Secondly, is it worth shopping around, or will all insurance companies have much the same rule?
Thanks in advance.
tom_a
I think the question to ask is: How does your heart problem affect your statistical life expectancy? If insurance companies have a valid reason to assume that you have a much higher probability of dying much earlier, then they will always demand much higher premiums. If on the other hand your life expectancy is hardly affected by your medical problem, then shopping around might help (some insurance companies just don't want to bother with assessing prior health problems, and slap them with prohibitive penalties).
HEM
Since your profile indicates you are from the UK you may be expecting a life insurance policy to be like a UK one - normally a good way in UK of making savings whilst covering risk. Such policies in Germany rarely gave gains in the same league as UK policies (at least UK policies in the past) and on top of that such gains are now taxed in Germany (for new policies).

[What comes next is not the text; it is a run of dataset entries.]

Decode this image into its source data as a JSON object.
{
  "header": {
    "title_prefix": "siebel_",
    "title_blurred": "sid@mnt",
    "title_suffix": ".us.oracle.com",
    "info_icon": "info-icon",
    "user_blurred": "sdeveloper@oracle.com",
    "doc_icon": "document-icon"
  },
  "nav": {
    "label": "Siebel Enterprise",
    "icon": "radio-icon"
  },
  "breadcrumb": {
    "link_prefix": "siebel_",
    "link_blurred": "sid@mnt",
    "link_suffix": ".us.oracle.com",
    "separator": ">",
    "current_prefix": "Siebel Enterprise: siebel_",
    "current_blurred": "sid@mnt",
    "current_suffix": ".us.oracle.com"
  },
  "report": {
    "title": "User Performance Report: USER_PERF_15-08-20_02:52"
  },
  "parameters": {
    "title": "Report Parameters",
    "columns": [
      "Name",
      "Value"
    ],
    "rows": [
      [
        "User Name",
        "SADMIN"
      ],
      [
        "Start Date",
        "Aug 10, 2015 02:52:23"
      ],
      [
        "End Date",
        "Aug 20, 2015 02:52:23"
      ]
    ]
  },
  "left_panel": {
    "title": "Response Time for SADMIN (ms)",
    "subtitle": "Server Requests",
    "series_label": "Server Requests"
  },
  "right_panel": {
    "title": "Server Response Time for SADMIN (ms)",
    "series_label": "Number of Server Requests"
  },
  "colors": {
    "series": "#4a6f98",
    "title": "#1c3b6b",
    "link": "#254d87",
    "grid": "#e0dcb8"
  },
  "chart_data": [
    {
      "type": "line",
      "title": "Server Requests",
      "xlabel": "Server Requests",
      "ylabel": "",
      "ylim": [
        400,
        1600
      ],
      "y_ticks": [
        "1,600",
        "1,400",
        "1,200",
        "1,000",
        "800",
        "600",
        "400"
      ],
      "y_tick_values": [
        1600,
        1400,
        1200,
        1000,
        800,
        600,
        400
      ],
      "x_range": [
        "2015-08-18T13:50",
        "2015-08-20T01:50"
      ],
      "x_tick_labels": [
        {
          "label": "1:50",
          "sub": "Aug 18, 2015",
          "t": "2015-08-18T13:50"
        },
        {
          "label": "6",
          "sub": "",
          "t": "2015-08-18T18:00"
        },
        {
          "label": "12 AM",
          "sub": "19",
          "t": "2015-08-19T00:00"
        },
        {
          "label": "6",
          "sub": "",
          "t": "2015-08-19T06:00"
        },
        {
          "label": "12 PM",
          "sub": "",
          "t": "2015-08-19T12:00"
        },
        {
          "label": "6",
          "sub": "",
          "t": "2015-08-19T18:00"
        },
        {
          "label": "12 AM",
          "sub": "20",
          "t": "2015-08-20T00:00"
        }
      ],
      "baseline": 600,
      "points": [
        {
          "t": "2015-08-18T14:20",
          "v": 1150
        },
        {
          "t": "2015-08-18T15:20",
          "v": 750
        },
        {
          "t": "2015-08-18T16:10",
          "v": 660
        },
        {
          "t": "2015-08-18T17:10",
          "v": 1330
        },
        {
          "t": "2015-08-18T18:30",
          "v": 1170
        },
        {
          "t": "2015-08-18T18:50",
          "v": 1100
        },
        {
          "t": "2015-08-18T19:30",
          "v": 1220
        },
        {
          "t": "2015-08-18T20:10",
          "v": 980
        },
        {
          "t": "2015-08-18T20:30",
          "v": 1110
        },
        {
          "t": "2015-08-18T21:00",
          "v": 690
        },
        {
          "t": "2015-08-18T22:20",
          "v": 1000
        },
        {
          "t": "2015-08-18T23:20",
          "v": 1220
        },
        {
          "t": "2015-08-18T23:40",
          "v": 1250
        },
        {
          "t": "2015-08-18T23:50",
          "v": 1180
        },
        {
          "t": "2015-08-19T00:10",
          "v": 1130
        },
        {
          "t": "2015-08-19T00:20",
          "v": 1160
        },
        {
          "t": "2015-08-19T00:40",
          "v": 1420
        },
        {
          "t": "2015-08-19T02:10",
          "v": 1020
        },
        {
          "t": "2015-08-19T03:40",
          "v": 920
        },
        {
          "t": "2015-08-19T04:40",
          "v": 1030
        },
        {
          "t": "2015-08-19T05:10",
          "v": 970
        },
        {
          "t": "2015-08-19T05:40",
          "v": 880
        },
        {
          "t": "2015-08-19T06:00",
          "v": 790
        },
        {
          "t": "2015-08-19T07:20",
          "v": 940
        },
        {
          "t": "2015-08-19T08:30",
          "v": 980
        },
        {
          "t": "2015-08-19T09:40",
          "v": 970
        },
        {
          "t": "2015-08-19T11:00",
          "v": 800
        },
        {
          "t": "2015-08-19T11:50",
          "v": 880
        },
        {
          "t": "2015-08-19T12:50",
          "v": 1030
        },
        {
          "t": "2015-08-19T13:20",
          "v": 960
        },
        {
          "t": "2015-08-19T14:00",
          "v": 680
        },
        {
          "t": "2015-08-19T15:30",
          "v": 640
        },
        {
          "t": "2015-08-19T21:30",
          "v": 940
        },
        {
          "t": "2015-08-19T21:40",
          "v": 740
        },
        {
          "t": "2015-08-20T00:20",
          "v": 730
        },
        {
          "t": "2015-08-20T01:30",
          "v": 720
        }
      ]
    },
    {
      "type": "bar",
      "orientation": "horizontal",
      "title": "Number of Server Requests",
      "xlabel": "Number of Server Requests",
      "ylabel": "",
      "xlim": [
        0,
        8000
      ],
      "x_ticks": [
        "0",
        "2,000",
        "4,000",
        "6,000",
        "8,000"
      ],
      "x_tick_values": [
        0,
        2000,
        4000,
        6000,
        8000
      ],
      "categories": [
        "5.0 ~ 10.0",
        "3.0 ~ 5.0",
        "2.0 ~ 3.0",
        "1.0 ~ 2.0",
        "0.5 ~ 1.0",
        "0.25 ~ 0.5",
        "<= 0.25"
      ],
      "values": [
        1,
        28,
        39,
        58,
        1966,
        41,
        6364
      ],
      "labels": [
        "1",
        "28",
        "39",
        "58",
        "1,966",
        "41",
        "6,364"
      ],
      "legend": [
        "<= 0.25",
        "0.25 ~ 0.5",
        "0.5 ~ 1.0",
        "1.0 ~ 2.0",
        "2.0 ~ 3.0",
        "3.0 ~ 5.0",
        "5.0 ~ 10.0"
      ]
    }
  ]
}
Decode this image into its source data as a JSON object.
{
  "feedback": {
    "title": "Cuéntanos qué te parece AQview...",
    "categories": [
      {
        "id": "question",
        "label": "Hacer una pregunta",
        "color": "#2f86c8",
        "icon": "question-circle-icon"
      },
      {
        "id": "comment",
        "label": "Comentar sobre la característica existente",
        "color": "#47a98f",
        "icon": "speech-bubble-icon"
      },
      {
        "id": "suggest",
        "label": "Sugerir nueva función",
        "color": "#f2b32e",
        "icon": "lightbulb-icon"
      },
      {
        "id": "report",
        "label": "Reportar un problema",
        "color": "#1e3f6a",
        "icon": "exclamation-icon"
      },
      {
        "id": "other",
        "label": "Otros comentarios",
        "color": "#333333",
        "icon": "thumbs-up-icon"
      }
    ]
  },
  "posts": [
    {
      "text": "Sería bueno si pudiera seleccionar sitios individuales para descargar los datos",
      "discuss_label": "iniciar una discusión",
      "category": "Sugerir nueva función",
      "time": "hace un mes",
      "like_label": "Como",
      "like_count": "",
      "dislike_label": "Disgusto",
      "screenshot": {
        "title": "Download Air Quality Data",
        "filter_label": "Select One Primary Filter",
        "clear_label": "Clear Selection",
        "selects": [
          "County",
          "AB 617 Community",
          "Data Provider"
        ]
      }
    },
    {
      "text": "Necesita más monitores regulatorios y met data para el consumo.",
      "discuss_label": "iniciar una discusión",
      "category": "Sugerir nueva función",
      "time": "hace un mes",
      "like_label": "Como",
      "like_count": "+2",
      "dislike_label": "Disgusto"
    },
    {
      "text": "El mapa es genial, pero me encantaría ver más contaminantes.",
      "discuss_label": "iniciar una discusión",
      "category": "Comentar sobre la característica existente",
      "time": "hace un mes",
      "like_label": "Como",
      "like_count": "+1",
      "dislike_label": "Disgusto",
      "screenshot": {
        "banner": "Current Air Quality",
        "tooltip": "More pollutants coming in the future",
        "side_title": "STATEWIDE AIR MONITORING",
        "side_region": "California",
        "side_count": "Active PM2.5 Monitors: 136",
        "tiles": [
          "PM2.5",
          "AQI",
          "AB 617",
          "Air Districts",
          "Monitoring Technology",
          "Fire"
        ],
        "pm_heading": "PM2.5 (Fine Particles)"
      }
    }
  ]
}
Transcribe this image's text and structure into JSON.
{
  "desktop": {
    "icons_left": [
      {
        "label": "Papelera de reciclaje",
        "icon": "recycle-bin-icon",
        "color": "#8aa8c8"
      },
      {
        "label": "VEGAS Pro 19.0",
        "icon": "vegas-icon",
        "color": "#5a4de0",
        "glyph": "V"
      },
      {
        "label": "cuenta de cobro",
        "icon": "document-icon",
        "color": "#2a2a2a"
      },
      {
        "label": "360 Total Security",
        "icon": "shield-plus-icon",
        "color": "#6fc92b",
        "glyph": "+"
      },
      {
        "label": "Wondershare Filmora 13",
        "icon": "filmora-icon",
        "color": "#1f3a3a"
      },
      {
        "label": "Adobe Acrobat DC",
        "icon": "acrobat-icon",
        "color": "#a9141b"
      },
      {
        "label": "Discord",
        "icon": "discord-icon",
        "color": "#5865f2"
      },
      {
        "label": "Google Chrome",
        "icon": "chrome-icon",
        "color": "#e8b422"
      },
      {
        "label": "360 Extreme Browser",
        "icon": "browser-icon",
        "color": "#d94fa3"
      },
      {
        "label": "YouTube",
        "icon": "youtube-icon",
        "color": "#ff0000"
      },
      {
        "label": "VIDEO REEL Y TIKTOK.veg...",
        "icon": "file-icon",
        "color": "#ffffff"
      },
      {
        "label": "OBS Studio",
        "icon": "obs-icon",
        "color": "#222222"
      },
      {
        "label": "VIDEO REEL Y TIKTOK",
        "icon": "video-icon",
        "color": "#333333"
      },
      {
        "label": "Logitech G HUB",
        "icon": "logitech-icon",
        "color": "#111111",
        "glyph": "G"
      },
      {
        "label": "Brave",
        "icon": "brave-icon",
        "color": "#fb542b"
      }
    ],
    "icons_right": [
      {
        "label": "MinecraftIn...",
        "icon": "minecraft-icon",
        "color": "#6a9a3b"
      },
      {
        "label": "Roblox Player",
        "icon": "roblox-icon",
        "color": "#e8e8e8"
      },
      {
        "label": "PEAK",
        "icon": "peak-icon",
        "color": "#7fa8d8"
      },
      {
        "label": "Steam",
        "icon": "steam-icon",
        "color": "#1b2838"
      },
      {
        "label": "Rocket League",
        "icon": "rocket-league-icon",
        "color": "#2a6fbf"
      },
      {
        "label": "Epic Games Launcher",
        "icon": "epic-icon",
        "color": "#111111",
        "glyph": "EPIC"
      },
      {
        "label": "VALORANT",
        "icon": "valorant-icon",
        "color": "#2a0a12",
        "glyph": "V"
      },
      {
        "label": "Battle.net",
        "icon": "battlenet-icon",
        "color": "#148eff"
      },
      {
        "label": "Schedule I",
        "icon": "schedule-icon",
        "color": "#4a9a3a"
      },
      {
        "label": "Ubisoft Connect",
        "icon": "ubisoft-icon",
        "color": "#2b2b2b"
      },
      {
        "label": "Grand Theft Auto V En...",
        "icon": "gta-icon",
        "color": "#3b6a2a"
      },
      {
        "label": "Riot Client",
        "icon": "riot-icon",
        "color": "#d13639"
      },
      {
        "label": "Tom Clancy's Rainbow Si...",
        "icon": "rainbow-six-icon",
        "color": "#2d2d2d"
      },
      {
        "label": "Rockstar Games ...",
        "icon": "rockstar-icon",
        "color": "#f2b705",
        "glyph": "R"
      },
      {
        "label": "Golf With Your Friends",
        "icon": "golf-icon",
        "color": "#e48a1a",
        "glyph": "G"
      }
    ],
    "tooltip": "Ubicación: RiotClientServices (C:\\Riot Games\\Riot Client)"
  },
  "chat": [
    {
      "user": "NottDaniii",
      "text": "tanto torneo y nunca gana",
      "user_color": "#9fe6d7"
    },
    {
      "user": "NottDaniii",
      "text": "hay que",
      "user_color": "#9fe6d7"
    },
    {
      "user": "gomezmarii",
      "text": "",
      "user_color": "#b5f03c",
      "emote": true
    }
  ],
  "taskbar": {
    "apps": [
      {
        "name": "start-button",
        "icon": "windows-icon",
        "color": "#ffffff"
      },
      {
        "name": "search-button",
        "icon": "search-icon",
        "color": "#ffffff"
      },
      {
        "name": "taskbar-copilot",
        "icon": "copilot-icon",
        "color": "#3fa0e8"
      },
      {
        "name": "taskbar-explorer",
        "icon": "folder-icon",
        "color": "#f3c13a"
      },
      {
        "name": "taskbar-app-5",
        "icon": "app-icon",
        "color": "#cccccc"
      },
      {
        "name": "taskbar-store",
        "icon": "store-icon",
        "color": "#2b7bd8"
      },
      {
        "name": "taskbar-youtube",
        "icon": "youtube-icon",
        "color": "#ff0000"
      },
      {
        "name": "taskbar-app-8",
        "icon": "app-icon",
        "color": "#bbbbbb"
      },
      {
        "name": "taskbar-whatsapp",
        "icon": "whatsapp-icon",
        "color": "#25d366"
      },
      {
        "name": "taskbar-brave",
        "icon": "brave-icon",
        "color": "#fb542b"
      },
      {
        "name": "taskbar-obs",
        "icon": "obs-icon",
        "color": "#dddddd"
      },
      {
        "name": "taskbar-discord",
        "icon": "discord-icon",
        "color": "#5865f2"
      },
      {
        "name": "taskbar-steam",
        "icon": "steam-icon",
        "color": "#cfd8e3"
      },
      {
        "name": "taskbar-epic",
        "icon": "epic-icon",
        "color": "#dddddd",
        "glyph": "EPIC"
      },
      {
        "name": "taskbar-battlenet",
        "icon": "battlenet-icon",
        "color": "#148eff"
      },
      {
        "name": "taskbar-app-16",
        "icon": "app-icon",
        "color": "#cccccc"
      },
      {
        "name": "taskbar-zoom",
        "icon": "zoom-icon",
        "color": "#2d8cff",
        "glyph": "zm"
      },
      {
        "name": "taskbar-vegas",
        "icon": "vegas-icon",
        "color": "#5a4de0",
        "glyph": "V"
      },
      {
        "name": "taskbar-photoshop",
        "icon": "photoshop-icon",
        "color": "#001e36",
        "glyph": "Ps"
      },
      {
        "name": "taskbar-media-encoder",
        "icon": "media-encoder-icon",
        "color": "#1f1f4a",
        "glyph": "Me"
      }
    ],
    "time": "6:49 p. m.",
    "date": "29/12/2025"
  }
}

Thus if you are looking to life insurance as a means to create wealth for your old age its probably better to look elsewhere. If you are looking to cover just risk then go for the appropriate policy.

There are others in this forum who can advise (eg Starshollow).
Rebecca
You could try getting quotes from UK life assurance companies, they will still insure you living in Germany.
john g.
If you require term cover plus investment for pension in one policy, Friends Provident in Germany offer a policy without health questions (even if you´re already ill) and pay out in case of death after 36 months 60% of the covered insurance sum to your benficiary.If you die before 36 months, the beneficiary gets the premiums back.Best wishes!
GerryM
Thanks for the replies. I'll certainly check out Friends Provident.
Starshollow
Just wanted to get back to what HEM wrote above: if you are looking for a risk-insurance only, it should be possible to get you something without such a high increase in premium. But of course it is a higher statistical risk for the insurance to be considered. However I would warn against using life insurance for pension planning, this is usually and particularily in Germany a pretty bad deal and it is not without due reason that the "Verbraucherschutz" or customer protection agencies in Germany are so adverse against this typical German mistake. If you need insurance, get an insurance and if you want to invest money, do so with an investment/pension plan but do not take a combination of both because it most cases you will end up with the worst of two worlds.
Having said that: john is right as always, Friends Provident has a good solution which is reasonably fair. If someone looks for a pension paying investment instead: there is another provider who pays actually a higher pension per month if you have pre-existing conditions because then of course they have a lower riks of paying out the pension until you are 99 years of age...

Cheerio
GerryM
Hello again,
Just to clarify, I'm looking for life insurance purely to cover our morgtgage, peferably a decreasing term one, which goes down as the remaining mortgage goes down. Not for investment, pension, etc.
john g.
Gerry.Don´t know how old you are but a friend of mine, 29, took out a decreasing term insurance, 250000 euros for 20 years, for the same mortgage reason as you. As a non-smoker, he is paying c.17 euros a month. Even if you have to pay double for health /risk reasons, it wouldn´t be expensive for you.Can let you know where, if interested.
GerryM
John g
sounds interesting, do you have a web site address I could look at?
Incidentally, I'm 45, but even so, the quote I had was way out of line with what I was expecting.
john g.
Gery, it´s www.deltadirekt.de.Only in German, I´m afraid!